Delibas Ilhan Bahri, Tanriverdi Sema, Cakmak Bulent
Ginekol Pol. 2018;89(1):25-29. doi: 10.5603/GP.a2018.0005.
To determine whether pregnant women who have reactive hypoglycemia during the 100 g oral glucose toler-ance test (OGTT) are at an increased risk of poor pregnancy outcomes.
We retrospectively analyzed perinatal data from 413 women who underwent a 3 h OGTT at 24-28 weeks of gestation and gave birth in our clinics between January 2012 and December 2014.
According to OGTT results, the majority of the subjects were normoglycemic (n = 316, 76.5%), while 49 (11.9%) were diagnosed with gestational diabetes, and 33 (8.0%) had single high glucose values. Reactive hypoglycemia was de-tected in only 15 patients (3.6%). The mean age of the women in the reactive hypoglycemia group was significantly lower than that of the women in the gestational diabetes and single high glucose value groups (26.4 ± 4.4 years, 31.4 ± 5.4 years, and 31.8 ± 4.3 years, respectively; p < 0.05). The newborns of the women in the reactive hypoglycemia group had higher rates of APGAR scores < 7, increased admission to the neonatal intensive care unit (NICU), and lower birth weights compared with the other groups (p < 0.001, p < 0.001, and p = 0.009, respectively).

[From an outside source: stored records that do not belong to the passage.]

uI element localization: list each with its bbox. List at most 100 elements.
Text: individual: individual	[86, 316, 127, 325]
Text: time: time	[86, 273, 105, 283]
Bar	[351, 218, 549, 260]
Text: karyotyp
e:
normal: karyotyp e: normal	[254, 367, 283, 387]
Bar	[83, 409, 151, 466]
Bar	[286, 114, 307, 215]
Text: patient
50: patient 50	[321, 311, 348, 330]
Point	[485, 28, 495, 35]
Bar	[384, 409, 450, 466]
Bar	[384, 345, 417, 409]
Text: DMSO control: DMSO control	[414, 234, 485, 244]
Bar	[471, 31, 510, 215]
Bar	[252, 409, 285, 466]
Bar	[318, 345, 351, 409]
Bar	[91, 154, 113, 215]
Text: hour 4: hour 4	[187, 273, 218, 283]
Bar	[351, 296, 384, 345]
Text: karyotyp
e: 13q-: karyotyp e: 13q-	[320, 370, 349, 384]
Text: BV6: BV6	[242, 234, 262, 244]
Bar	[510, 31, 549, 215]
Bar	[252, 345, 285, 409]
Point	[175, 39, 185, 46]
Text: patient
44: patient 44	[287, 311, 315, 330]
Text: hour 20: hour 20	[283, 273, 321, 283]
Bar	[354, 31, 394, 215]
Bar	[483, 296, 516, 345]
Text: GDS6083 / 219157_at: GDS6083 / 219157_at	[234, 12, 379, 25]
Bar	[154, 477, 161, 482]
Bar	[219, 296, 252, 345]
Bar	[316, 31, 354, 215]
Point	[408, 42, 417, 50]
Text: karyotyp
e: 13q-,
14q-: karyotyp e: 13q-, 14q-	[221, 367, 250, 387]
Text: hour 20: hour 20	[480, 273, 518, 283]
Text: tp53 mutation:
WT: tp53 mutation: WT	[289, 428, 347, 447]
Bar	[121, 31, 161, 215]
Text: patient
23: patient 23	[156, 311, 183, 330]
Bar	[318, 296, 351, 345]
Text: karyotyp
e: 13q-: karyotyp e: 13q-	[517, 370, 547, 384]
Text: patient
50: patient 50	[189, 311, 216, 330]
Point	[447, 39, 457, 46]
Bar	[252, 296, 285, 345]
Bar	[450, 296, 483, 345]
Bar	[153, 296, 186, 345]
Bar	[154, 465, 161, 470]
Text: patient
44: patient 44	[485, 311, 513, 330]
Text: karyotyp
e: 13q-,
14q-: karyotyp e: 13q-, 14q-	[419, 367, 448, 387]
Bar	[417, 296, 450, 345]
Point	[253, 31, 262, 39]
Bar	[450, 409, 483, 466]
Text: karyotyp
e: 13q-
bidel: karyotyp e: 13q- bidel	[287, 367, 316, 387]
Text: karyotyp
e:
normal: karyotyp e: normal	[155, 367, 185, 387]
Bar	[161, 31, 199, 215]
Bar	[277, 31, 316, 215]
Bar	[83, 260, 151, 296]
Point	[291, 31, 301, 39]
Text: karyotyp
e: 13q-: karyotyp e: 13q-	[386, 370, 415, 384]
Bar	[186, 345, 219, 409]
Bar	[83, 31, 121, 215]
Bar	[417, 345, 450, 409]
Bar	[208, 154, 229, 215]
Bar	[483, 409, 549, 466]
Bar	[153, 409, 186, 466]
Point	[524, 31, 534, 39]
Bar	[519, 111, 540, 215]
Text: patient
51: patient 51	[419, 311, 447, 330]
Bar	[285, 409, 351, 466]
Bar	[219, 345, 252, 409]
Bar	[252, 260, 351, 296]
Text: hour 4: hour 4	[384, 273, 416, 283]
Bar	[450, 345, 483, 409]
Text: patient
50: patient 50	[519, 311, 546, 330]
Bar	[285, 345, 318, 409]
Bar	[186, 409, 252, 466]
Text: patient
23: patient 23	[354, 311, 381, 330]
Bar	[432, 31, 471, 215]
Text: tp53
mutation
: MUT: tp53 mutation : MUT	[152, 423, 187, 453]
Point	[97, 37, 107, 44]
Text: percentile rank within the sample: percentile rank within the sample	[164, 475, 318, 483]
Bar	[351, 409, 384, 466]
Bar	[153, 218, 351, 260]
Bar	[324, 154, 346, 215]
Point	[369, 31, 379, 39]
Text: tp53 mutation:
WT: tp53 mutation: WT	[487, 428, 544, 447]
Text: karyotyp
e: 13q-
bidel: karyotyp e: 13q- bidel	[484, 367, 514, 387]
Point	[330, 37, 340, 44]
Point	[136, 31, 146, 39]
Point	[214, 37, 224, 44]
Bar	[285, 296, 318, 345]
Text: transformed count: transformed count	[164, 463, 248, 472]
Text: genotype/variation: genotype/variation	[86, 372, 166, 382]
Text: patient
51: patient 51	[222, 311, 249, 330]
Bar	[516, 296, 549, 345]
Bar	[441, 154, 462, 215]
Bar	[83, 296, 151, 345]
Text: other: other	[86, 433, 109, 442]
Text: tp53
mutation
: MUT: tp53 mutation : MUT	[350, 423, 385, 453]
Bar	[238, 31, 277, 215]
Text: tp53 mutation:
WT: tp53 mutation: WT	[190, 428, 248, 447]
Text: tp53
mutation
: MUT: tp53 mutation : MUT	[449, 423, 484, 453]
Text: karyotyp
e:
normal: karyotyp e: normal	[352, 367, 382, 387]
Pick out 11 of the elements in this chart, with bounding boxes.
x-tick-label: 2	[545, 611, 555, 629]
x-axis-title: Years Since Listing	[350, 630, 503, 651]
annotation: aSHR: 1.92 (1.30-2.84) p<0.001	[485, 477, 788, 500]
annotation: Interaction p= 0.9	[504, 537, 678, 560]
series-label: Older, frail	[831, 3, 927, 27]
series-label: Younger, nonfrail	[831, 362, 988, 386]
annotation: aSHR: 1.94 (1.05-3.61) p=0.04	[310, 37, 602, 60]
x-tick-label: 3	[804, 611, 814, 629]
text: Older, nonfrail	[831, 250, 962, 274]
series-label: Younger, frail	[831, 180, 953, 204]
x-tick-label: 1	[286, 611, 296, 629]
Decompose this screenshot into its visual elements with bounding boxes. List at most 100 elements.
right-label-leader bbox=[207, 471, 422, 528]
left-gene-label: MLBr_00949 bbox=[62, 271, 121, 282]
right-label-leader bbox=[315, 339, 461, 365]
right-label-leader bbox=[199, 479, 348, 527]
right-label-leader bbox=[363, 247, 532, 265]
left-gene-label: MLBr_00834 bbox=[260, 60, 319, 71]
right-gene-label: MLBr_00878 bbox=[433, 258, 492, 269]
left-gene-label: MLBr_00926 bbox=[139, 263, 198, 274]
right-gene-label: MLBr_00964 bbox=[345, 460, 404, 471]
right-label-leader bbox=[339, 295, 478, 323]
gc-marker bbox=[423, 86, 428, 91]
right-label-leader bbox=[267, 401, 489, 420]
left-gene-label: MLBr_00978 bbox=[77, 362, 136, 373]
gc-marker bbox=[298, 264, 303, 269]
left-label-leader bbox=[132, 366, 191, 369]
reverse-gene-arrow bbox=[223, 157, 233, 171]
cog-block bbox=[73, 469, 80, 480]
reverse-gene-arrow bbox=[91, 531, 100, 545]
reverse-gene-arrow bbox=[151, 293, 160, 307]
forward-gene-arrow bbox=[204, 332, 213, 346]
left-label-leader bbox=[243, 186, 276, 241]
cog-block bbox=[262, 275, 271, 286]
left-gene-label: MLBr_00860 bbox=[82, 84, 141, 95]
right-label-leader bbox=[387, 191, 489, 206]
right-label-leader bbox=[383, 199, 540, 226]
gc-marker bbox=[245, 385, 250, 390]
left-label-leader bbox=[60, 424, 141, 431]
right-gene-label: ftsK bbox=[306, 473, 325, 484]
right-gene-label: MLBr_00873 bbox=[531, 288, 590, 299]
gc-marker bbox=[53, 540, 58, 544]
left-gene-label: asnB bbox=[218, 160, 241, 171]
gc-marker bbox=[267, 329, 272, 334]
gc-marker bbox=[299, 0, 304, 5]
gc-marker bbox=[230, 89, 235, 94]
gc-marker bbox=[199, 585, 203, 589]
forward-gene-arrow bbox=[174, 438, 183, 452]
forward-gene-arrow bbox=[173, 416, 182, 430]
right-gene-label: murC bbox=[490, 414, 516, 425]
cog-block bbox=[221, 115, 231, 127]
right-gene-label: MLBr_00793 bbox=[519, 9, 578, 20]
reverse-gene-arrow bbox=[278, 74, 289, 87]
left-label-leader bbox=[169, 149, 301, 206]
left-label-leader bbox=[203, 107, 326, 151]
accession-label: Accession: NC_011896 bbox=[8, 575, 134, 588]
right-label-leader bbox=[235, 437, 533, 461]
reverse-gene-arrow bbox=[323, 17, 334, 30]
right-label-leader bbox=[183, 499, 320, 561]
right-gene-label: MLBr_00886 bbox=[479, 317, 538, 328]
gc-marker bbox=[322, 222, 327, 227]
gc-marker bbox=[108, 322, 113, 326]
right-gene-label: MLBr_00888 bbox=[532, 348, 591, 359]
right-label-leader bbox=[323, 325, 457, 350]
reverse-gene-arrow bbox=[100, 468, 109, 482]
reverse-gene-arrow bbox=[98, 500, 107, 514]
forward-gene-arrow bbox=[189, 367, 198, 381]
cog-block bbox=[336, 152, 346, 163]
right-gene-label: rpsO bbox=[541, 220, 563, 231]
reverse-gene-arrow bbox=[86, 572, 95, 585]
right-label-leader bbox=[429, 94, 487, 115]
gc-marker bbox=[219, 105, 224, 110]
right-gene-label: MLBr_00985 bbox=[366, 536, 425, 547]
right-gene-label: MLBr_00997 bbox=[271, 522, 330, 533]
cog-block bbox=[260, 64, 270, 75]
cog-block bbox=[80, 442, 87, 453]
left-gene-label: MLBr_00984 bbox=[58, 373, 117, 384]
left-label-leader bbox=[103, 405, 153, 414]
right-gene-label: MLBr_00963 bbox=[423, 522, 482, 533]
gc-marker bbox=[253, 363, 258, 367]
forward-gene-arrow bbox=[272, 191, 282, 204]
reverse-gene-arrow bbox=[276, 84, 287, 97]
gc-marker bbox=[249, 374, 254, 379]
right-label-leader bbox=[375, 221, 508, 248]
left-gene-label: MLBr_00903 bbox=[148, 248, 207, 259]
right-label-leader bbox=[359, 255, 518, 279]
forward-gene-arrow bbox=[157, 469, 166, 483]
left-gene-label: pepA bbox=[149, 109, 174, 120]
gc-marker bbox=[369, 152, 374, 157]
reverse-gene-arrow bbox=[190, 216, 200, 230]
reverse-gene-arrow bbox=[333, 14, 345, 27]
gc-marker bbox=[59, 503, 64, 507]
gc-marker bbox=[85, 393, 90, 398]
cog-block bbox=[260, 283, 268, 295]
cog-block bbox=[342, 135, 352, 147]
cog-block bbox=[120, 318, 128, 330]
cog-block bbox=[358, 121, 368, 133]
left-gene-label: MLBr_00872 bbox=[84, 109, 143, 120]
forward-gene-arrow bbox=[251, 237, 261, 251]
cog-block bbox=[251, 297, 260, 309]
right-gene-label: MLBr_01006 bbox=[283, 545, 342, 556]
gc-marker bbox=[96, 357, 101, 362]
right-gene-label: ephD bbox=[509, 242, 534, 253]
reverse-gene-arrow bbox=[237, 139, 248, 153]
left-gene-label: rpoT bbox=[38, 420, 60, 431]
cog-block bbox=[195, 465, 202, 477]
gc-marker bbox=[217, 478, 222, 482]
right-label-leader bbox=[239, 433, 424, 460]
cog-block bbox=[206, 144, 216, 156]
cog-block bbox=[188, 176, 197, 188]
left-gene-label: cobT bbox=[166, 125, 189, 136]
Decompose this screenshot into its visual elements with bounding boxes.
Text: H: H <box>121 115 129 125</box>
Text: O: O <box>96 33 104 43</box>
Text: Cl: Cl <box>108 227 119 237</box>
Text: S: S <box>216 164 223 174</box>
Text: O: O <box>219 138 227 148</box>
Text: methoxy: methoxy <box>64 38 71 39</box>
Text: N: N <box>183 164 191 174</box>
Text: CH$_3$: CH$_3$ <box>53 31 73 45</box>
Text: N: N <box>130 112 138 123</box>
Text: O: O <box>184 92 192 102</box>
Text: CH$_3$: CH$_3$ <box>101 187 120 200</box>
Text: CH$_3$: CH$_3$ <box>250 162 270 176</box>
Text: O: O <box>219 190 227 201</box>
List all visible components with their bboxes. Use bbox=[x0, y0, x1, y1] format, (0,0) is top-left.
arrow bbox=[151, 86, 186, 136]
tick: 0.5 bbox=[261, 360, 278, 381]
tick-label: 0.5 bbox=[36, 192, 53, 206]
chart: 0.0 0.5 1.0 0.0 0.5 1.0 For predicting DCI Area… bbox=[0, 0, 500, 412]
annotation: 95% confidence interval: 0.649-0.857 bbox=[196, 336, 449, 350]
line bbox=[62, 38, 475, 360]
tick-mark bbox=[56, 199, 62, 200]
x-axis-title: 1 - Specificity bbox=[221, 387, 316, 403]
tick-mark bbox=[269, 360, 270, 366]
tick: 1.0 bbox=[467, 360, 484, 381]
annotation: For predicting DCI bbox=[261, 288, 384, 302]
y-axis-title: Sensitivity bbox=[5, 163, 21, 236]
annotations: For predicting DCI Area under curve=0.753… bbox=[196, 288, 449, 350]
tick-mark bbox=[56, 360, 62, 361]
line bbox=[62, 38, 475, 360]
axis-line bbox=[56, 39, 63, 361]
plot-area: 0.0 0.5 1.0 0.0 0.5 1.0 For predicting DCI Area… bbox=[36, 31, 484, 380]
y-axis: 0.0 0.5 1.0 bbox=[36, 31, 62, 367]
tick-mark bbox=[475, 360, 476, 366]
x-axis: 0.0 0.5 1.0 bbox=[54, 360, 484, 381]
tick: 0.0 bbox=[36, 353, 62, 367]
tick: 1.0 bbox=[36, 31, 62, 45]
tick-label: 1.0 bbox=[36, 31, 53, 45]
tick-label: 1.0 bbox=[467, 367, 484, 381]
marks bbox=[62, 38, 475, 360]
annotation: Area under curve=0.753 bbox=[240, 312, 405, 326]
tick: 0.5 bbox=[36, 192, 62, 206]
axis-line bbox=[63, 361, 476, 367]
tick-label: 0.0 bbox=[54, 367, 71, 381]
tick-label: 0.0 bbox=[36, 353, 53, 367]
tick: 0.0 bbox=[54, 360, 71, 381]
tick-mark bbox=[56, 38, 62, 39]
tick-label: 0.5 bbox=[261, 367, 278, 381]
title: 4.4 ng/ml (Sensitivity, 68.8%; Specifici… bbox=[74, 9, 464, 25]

Reactive hypoglycemia during the 3 h 100 g OGTT is significantly associated with low APGAR scores, low birth weights, and prenatal admission to the NICU. Therefore, pregnant women who develop hypoglycemia during the 100 g OGTT performed at 24-28 weeks of gestation should receive attentive follow-up care to decrease the possibility of adverse perinatal outcomes.
确定在100克口服葡萄糖耐量试验(OGTT)期间出现反应性低血糖的孕妇是否有不良妊娠结局风险增加的情况。
我们回顾性分析了2012年1月至2014年12月期间在我院进行妊娠24 - 28周3小时OGTT并分娩的413名妇女的围产期数据。
根据OGTT结果,大多数受试者血糖正常(n = 316,76.5%),49名(11.9%)被诊断为妊娠期糖尿病,33名(8.0%)有单次高血糖值。仅15名患者(3.6%)检测到反应性低血糖。反应性低血糖组妇女的平均年龄显著低于妊娠期糖尿病组和单次高血糖值组妇女(分别为26.4±4.4岁、31.4±5.4岁和31.8±4.3岁;p < 0.05)。与其他组相比,反应性低血糖组妇女的新生儿1分钟阿氏评分<7分、入住新生儿重症监护病房(NICU)的比例增加以及出生体重较低(分别为p < 0.001、p < 0.001和p = 0.009)。
在3小时100克OGTT期间出现的反应性低血糖与低阿氏评分、低出生体重和产前入住NICU显著相关。因此,在妊娠24 - 28周进行100克OGTT时出现低血糖的孕妇应接受密切的随访护理,以降低不良围产期结局的可能性。